Ujjwal Verma received his Ph.D. from Télécom ParisTech, University of Paris-Saclay, Paris, France, in Image Analysis and his M.S. (Research) from IMT Atlantique (France) in Signal and Image Processing. Dr. Verma is currently an Associate Professor and Head of the Department of Electronics and Communication Engineering at Manipal Institute of Technology, Bengaluru, India. His research interests include Computer Vision and Machine Learning, focusing on variational methods in image segmentation, deep learning methods for scene understanding, and semantic segmentation of aerial images. He is a recipient of the ”ISCA Young Scientist Award 2017-18” by the Indian Science Congress Association (ISCA), a professional body under the Department of Science and Technology, Government of India. Dr. Verma is also a recipient of the ”Young Professional Volunteer Award 2020” by IEEE Mangalore Sub-Section in recognition of his outstanding contribution to IEEE activities. Dr. Verma is the Co-Lead for the Working Group on Machine/Deep Learning for Image Analysis (WG-MIA) of the Image Analysis and Data Fusion Technical Committee (IADF TC) of the IEEE Geoscience and Remote Sensing Society. He is Guest Editor for Special Stream in IEEE Geoscience and Remote Sensing Letters and a reviewer for several journals (IEEE Transactions on Image Processing, IEEE Transactions on Geoscience and Remote Sensing, IEEE Geoscience and Remote Sensing Letters). He is also a Sectional Recorder for the ICT Section of the Indian Science Congress Association for 2020-24.
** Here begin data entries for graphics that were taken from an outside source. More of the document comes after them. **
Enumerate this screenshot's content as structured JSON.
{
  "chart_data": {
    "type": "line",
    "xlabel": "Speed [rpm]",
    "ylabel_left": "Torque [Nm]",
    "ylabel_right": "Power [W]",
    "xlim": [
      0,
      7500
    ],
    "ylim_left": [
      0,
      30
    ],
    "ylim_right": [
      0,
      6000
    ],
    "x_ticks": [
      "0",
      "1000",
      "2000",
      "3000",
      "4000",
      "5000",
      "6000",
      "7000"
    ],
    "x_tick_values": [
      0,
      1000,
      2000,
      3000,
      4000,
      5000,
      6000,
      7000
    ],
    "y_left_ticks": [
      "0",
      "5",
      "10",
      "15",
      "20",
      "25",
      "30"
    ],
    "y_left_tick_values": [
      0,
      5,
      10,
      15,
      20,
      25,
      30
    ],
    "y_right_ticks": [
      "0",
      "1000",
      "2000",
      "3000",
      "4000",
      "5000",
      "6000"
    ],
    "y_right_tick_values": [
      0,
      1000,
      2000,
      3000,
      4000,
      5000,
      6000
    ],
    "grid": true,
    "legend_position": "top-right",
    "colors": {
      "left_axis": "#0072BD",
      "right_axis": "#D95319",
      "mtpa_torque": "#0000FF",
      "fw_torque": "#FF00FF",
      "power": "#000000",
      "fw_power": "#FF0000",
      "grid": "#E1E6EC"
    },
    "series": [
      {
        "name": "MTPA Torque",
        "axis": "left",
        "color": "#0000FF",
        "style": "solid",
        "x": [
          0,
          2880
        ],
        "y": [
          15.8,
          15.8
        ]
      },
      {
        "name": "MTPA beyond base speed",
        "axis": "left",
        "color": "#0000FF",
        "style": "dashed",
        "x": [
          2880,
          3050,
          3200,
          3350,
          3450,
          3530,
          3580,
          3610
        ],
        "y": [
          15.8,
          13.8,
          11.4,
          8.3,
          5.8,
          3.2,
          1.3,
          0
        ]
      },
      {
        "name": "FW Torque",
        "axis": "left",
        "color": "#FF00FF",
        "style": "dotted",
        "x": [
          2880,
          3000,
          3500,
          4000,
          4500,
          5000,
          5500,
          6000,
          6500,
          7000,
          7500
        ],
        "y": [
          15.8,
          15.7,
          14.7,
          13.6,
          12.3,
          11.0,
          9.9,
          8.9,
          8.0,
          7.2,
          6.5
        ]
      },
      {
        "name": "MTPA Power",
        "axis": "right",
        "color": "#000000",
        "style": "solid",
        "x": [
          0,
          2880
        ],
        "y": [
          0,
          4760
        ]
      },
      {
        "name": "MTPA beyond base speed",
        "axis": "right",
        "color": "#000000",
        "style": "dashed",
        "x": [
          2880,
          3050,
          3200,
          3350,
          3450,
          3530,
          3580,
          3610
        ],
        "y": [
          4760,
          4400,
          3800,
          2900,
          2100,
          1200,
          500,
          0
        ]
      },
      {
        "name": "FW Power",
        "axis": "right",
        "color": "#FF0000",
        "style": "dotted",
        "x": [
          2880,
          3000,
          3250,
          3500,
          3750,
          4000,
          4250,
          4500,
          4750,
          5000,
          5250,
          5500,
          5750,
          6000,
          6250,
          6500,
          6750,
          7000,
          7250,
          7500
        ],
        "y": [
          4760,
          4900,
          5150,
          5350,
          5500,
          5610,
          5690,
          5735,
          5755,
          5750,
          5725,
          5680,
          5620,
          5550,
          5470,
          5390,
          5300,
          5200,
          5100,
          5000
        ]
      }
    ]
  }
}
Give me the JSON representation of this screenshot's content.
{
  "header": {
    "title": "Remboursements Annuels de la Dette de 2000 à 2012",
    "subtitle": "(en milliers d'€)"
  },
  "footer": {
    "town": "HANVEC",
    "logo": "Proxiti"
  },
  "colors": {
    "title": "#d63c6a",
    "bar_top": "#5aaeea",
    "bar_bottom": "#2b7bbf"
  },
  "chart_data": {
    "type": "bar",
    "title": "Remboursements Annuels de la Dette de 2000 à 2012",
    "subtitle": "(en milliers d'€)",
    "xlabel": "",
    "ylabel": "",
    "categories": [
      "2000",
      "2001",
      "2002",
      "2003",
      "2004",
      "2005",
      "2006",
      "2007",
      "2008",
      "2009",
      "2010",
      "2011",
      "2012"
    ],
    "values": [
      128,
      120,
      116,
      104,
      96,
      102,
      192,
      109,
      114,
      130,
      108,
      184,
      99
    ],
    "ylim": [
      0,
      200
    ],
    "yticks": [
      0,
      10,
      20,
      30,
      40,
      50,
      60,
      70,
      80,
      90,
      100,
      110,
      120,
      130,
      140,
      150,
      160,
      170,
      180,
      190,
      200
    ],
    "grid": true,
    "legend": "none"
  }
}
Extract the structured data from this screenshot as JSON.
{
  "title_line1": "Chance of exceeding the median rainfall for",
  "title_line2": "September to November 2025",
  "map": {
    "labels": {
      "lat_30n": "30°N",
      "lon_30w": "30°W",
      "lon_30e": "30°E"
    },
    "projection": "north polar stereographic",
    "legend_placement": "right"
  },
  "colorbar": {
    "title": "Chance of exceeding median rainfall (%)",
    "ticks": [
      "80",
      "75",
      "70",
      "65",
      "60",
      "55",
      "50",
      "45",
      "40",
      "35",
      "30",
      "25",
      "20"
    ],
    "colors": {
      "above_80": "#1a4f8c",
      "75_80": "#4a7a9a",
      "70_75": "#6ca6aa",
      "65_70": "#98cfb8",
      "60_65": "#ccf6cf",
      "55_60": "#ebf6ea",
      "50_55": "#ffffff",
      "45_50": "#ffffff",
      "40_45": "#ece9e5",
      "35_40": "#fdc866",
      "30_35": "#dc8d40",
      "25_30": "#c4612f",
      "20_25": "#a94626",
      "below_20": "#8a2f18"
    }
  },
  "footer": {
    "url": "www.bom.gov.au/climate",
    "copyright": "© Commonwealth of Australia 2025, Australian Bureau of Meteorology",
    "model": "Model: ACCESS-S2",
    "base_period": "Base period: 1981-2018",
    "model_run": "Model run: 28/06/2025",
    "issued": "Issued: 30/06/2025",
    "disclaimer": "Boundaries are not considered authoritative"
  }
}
Francescopaolo Sica received the Laurea (M.S.) degree (summa cum laude) in Telecommunications Engineering and the Dr. Ing. (Ph.D.) degree in Information Engineering from the University of Naples Federico II, Italy, in 2012 and 2016, respectively. Since 2022, he is Deputy Head of the Earth Observation Laboratory at the Department of Aerospace Engineering of the University of the Bundeswehr Munich, Germany. Between 2016 and 2022, he was a researcher at the German Aerospace Center (DLR). His research interests cover a wide range of activities related to Synthetic Aperture Radar (SAR) technology, from mission design to SAR signal and image processing to end-user applications. Dr Sica received a Living Planet Postdoc Fellowship from the European Space Agency (ESA) for the HI-FIVE (High-Resolution Forest Coverage with InSAR & Deforestation Surveillance) project. He is co-chair of the Benchmarking Working Group of the IEEE-GRSS Image Analysis and Data Fusion Technical Committee (IADF) and is a regular reviewer for international journals and conferences.

Ronny Hänsch received the Diploma in computer science and the Ph.D. degree from the TU Berlin, Berlin, Germany, in 2007 and 2014, respectively. He is a scientist at the Microwave and Radar Institute of the German Aerospace Center (DLR) where he leads the Machine Learning Team in the Signal Processing Group of the SAR Technology Department. He continues to lecture at the TU Berlin in the Computer Vision and Remote Sensing Group. His research interest is computer vision and machine learning with a focus on remote sensing (in particular SAR processing and analysis). He serves as chair of the GRSS Image Analysis and Data Fusion (IADF) technical committee, co-chair of the ISPRS working group on Image Orientation and Fusion, editor of the GRSS eNewsletter, GRSS membership chair, associate editor of the Geoscience and Remote Sensing Letters and the ISPRS Journal of Photogrammetry and Remote Sensing, organizer of the CVPR Workshops EarthVision (2017-2023), Photogrammetric Computer Vision (2019,2023), the ML4RS Workshop at ICLR (2023), and the IGARSS Tutorial on Machine Learning in Remote Sensing (2017-2023). He has extensive experience in organizing remote sensing community competitions (e.g. the DFC 2018-2023), serves as the GRSS representative within SpaceNet, and was the technical lead of the SpaceNet 8 Challenge.